Dans les océans, depuis 2 milliards d’années, les micro-algues consomment plus de 30% du CO2 terrestre. C’est un formidable piège pour les gaz à effet de serre en partie responsables du réchauffement climatique. D’où l’idée de plusieurs industriels français de les utiliser aussi sur la terre ferme pour purifier l’air.
  • Un gros matou avec un costume de super héros en collants bleus, slip et chaussettes rouges, coiffé d’un chapeau : c’est l’étrange animal découvert par les élèves d’une école élémentaire de Poissy, dans les Yvelines, à la rentrée de septembre. Ce chat est l’œuvre de Zdey, artiste français de street art à l’univers très pop et coloré. Il est tagué sur une imposante machine de cinq mètres sur trois installée dans la cour de récré. Développée par Suez, cet étrange appareil produit une « bulle d'air pur » générée par des micro-algues naturelles. Elle capte l'air à hauteur d'enfant -là où il est justement le plus vicié- avant de le « dépolluer » et de le recracher. « C’est un filtre à particules qui épure l’air pollué, les poussières et l’oxyde d’azote », précise Pierre Heurtaux, chef de projet chez l’industriel français.

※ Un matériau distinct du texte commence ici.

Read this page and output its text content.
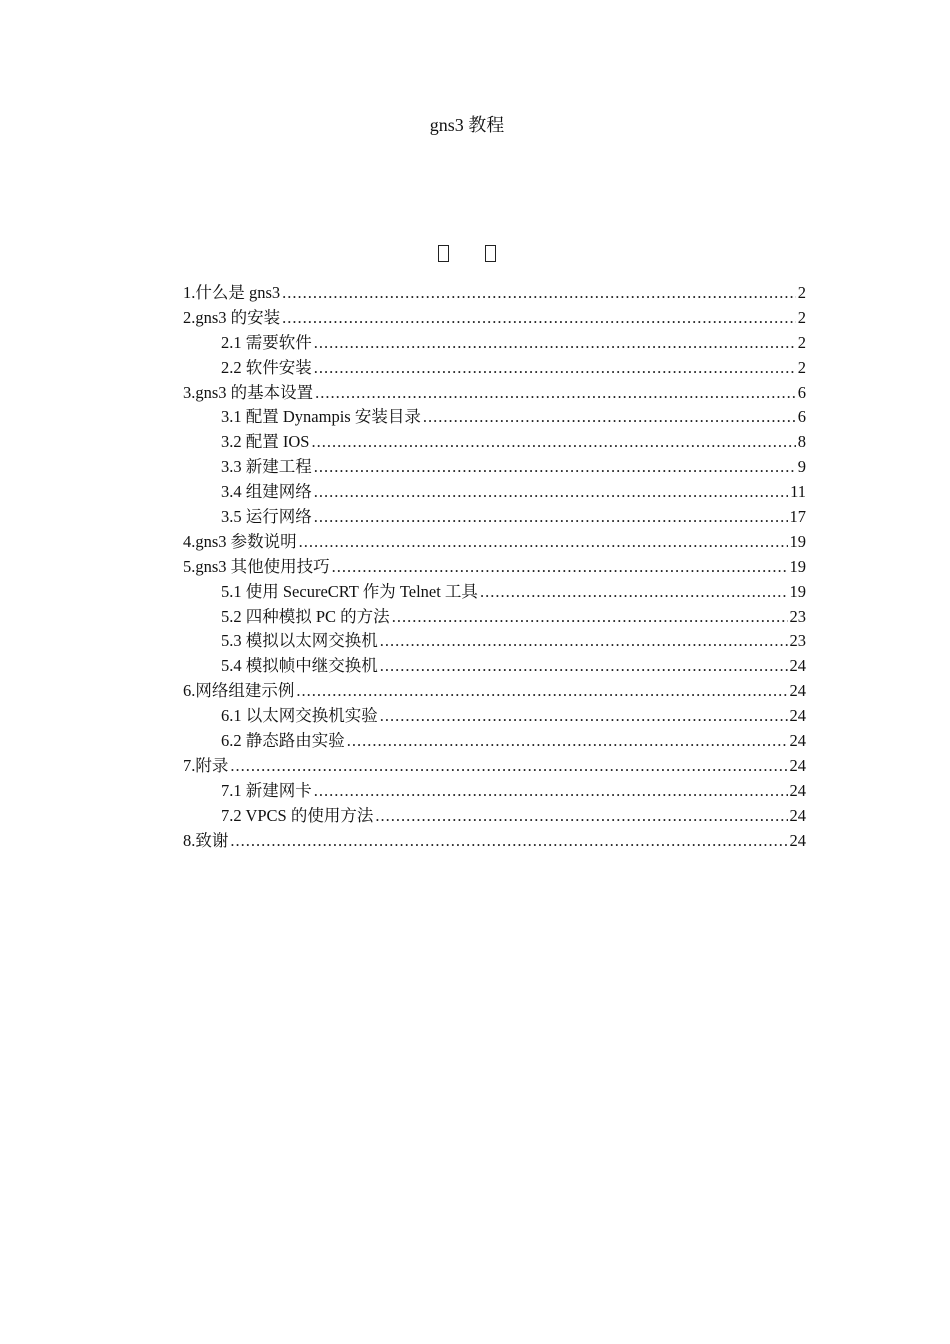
gns3 教程
1.什么是 gns3 .....	2
2.gns3 的安装 .....	2
2.1 需要软件 .....	2
2.2 软件安装 .....	2
3.gns3 的基本设置 .....	6
3.1 配置 Dynampis 安装目录 .....	6
3.2 配置 IOS .....	8
3.3 新建工程 .....	9
3.4 组建网络 .....	11
3.5 运行网络 .....	17
4.gns3 参数说明 .....	19
5.gns3 其他使用技巧 .....	19
5.1 使用 SecureCRT 作为 Telnet 工具 .....	19
5.2 四种模拟 PC 的方法 .....	23
5.3 模拟以太网交换机 .....	23
5.4 模拟帧中继交换机 .....	24
6.网络组建示例 .....	24
6.1 以太网交换机实验 .....	24
6.2 静态路由实验 .....	24
7.附录 .....	24
7.1 新建网卡 .....	24
7.2 VPCS 的使用方法 .....	24
8.致谢 .....	24
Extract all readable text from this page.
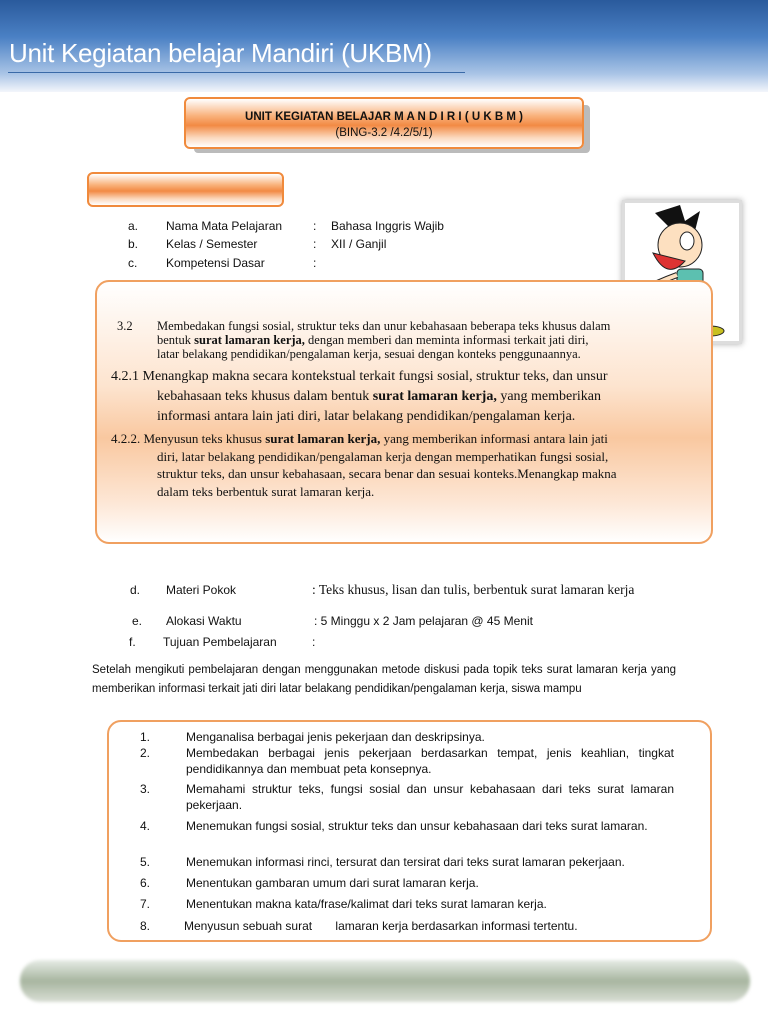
Unit Kegiatan belajar Mandiri (UKBM)
UNIT KEGIATAN BELAJAR M A N D I R I ( U K B M )
(BING-3.2 /4.2/5/1)
a. Nama Mata Pelajaran	: Bahasa Inggris Wajib
b. Kelas / Semester	: XII / Ganjil
c. Kompetensi Dasar	:

3.2 Membedakan fungsi sosial, struktur teks dan unur kebahasaan beberapa teks khusus dalam
bentuk surat lamaran kerja, dengan memberi dan meminta informasi terkait jati diri,
latar belakang pendidikan/pengalaman kerja, sesuai dengan konteks penggunaannya.
4.2.1 Menangkap makna secara kontekstual terkait fungsi sosial, struktur teks, dan unsur
kebahasaan teks khusus dalam bentuk surat lamaran kerja, yang memberikan
informasi antara lain jati diri, latar belakang pendidikan/pengalaman kerja.
4.2.2. Menyusun teks khusus surat lamaran kerja, yang memberikan informasi antara lain jati
diri, latar belakang pendidikan/pengalaman kerja dengan memperhatikan fungsi sosial,
struktur teks, dan unsur kebahasaan, secara benar dan sesuai konteks.Menangkap makna
dalam teks berbentuk surat lamaran kerja.
d. Materi Pokok	: Teks khusus, lisan dan tulis, berbentuk surat lamaran kerja
e. Alokasi Waktu	: 5 Minggu x 2 Jam pelajaran @ 45 Menit
f. Tujuan Pembelajaran	:
Setelah mengikuti pembelajaran dengan menggunakan metode diskusi pada topik teks surat lamaran kerja yang memberikan informasi terkait jati diri latar belakang pendidikan/pengalaman kerja, siswa mampu
1.	Menganalisa berbagai jenis pekerjaan dan deskripsinya.
2.	Membedakan berbagai jenis pekerjaan berdasarkan tempat, jenis keahlian, tingkat pendidikannya dan membuat peta konsepnya.
3.	Memahami struktur teks, fungsi sosial dan unsur kebahasaan dari teks surat lamaran pekerjaan.
4.	Menemukan fungsi sosial, struktur teks dan unsur kebahasaan dari teks surat lamaran.
5.	Menemukan informasi rinci, tersurat dan tersirat dari teks surat lamaran pekerjaan.
6.	Menentukan gambaran umum dari surat lamaran kerja.
7.	Menentukan makna kata/frase/kalimat dari teks surat lamaran kerja.
8.	Menyusun sebuah surat       lamaran kerja berdasarkan informasi tertentu.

    Un écosystème ingénieux et vertueux
    Le processus est plus complexe que celui de la nature. En plus des algues, il faut une source de carbone, de l’azote et du phosphore, des éléments minéraux, de l’eau et de la lumière qui apporte les photons. Cette photosynthèse conduit à la production de biomasse et d’oxygène. « Le dosage de la lumière sur les algues nous permet de réguler leur production. Leur croissance est très rapide : ces micro-organismes unicellulaires se multiplient toutes les heures, détaille Pierre Heurtaux. Une fois le trop-plein de l’aquarium à algues atteint, on en récupère une partie via un robinet pour en faire des bio pesticides ou des bio stimulants pour l’agriculture. » Un écosystème qui est donc aussi ingénieux que vertueux.

    Suez n'est d’ailleurs pas la seule grande entreprise présente sur ce créneau. Veolia, ArcelorMittal ou encore Total développent aussi des projets similaires. L’enjeu est vital puisque la pollution de l'air intérieur et extérieur cause chaque année 6,5 millions de décès selon l'Organisation mondiale de la santé.

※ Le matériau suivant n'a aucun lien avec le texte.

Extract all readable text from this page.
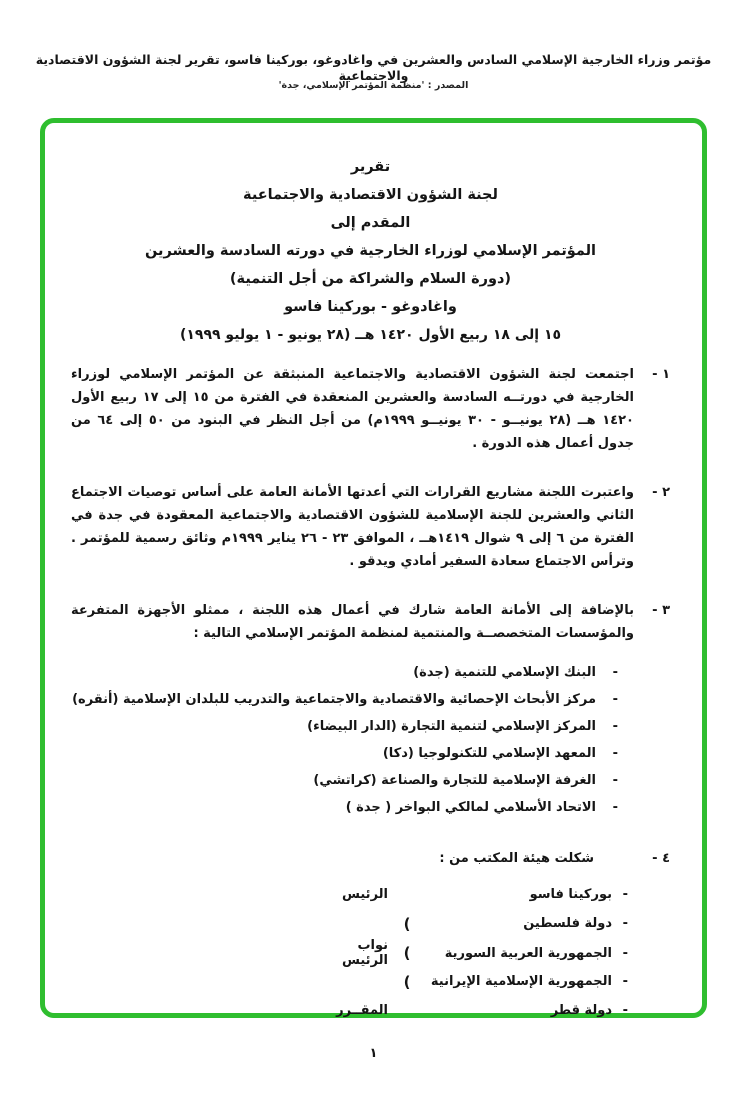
مؤتمر وزراء الخارجية الإسلامي السادس والعشرين في واغادوغو، بوركينا فاسو، تقرير لجنة الشؤون الاقتصادية والاجتماعية
المصدر : 'منظمة المؤتمر الإسلامي، جدة'
تقرير
لجنة الشؤون الاقتصادية والاجتماعية
المقدم إلى
المؤتمر الإسلامي لوزراء الخارجية في دورته السادسة والعشرين
(دورة السلام والشراكة من أجل التنمية)
واغادوغو - بوركينا فاسو
١٥ إلى ١٨ ربيع الأول ١٤٢٠ هــ (٢٨ يونيو - ١ يوليو ١٩٩٩)
١ -
اجتمعت لجنة الشؤون الاقتصادية والاجتماعية المنبثقة عن المؤتمر الإسلامي لوزراء الخارجية في دورتــه السادسة والعشرين المنعقدة في الفترة من ١٥ إلى ١٧ ربيع الأول ١٤٢٠ هــ (٢٨ يونيــو - ٣٠ يونيــو ١٩٩٩م) من أجل النظر في البنود من ٥٠ إلى ٦٤ من جدول أعمال هذه الدورة .
٢ -
واعتبرت اللجنة مشاريع القرارات التي أعدتها الأمانة العامة على أساس توصيات الاجتماع الثاني والعشرين للجنة الإسلامية للشؤون الاقتصادية والاجتماعية المعقودة في جدة في الفترة من ٦ إلى ٩ شوال ١٤١٩هــ ، الموافق ٢٣ - ٢٦ يناير ١٩٩٩م وثائق رسمية للمؤتمر . وترأس الاجتماع سعادة السفير أمادي ويدقو .
٣ -
بالإضافة إلى الأمانة العامة شارك في أعمال هذه اللجنة ، ممثلو الأجهزة المتفرعة والمؤسسات المتخصصــة والمنتمية لمنظمة المؤتمر الإسلامي التالية :
-
البنك الإسلامي للتنمية (جدة)
-
مركز الأبحاث الإحصائية والاقتصادية والاجتماعية والتدريب للبلدان الإسلامية (أنقره)
-
المركز الإسلامي لتنمية التجارة (الدار البيضاء)
-
المعهد الإسلامي للتكنولوجيا (دكا)
-
الغرفة الإسلامية للتجارة والصناعة (كراتشي)
-
الاتحاد الأسلامي لمالكي البواخر ( جدة )
٤ -
شكلت هيئة المكتب من :
-
بوركينا فاسو
الرئيس
-
دولة فلسطين
(
-
الجمهورية العربية السورية
(
نواب الرئيس
-
الجمهورية الإسلامية الإيرانية
(
-
دولة قطر
المقــرر
١
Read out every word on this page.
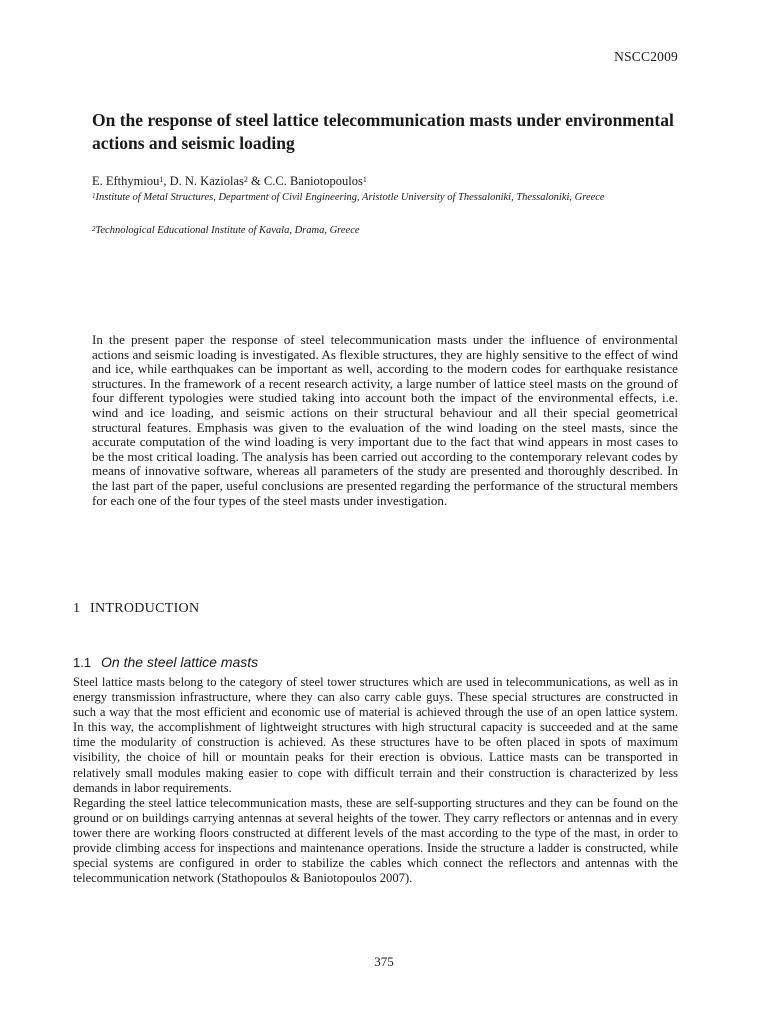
NSCC2009
On the response of steel lattice telecommunication masts under environmental actions and seismic loading
E. Efthymiou$^1$, D. N. Kaziolas$^2$ & C.C. Baniotopoulos$^1$
$^1$Institute of Metal Structures, Department of Civil Engineering, Aristotle University of Thessaloniki, Thessaloniki, Greece
$^2$Technological Educational Institute of Kavala, Drama, Greece

In the present paper the response of steel telecommunication masts under the influence of environmental actions and seismic loading is investigated. As flexible structures, they are highly sensitive to the effect of wind and ice, while earthquakes can be important as well, according to the modern codes for earthquake resistance structures. In the framework of a recent research activity, a large number of lattice steel masts on the ground of four different typologies were studied taking into account both the impact of the environmental effects, i.e. wind and ice loading, and seismic actions on their structural behaviour and all their special geometrical structural features. Emphasis was given to the evaluation of the wind loading on the steel masts, since the accurate computation of the wind loading is very important due to the fact that wind appears in most cases to be the most critical loading. The analysis has been carried out according to the contemporary relevant codes by means of innovative software, whereas all parameters of the study are presented and thoroughly described. In the last part of the paper, useful conclusions are presented regarding the performance of the structural members for each one of the four types of the steel masts under investigation.

1 INTRODUCTION
1.1 On the steel lattice masts

Steel lattice masts belong to the category of steel tower structures which are used in telecommunications, as well as in energy transmission infrastructure, where they can also carry cable guys. These special structures are constructed in such a way that the most efficient and economic use of material is achieved through the use of an open lattice system. In this way, the accomplishment of lightweight structures with high structural capacity is succeeded and at the same time the modularity of construction is achieved. As these structures have to be often placed in spots of maximum visibility, the choice of hill or mountain peaks for their erection is obvious. Lattice masts can be transported in relatively small modules making easier to cope with difficult terrain and their construction is characterized by less demands in labor requirements.

Regarding the steel lattice telecommunication masts, these are self-supporting structures and they can be found on the ground or on buildings carrying antennas at several heights of the tower. They carry reflectors or antennas and in every tower there are working floors constructed at different levels of the mast according to the type of the mast, in order to provide climbing access for inspections and maintenance operations. Inside the structure a ladder is constructed, while special systems are configured in order to stabilize the cables which connect the reflectors and antennas with the telecommunication network (Stathopoulos & Baniotopoulos 2007).

375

    « Nous sommes en période de test pendant 1 an, pour voir comment ce qui fonctionne très bien en laboratoire va s’adapter au contexte urbain, aux changements de températures et de lumière »

    Des aspirateurs à particules fines
    À Toulouse, pas de matou mais un «arbre algal », installé sur les nouvelles ramblas de la Ville rose et qui joue aussi le rôle d’aspirateur à particules de dioxyde de carbone. Haut de cinq mètres, il réduit les polluants atmosphériques qui proviennent de l’usure des pneus ou des pots d’échappement. « Le challenge pour nous était d’intégrer cet objet dans l’espace urbain. Après une concertation citoyenne, les toulousains ont demandé l’utilisation de matériaux organiques pour sa fabrication : ils souhaitaient pouvoir voir les algues dans leur aquarium de l’extérieur et que l’arbre soit habillé de bancs en bois », raconte Vinh Ly, le fondateur de Kyanos, une start-up spécialisée dans la production de micro-algues en laboratoire.

    L’objectif de cet «arbre algal » : capter autant de CO2 qu'une centaine de véritables arbres et purifier près de 200.000 m3 d’air par an. « Nous sommes en période de test pendant 1 an, pour voir comment ce qui fonctionne très bien en laboratoire va s’adapter au contexte urbain, aux changements de températures et de lumière », poursuit Vinh Ly. Et si l'expérience est concluante, on pourrait bien voir ces ces arbres "magiques" pousser dans toutes nos villes pour les aider à mieux respirer.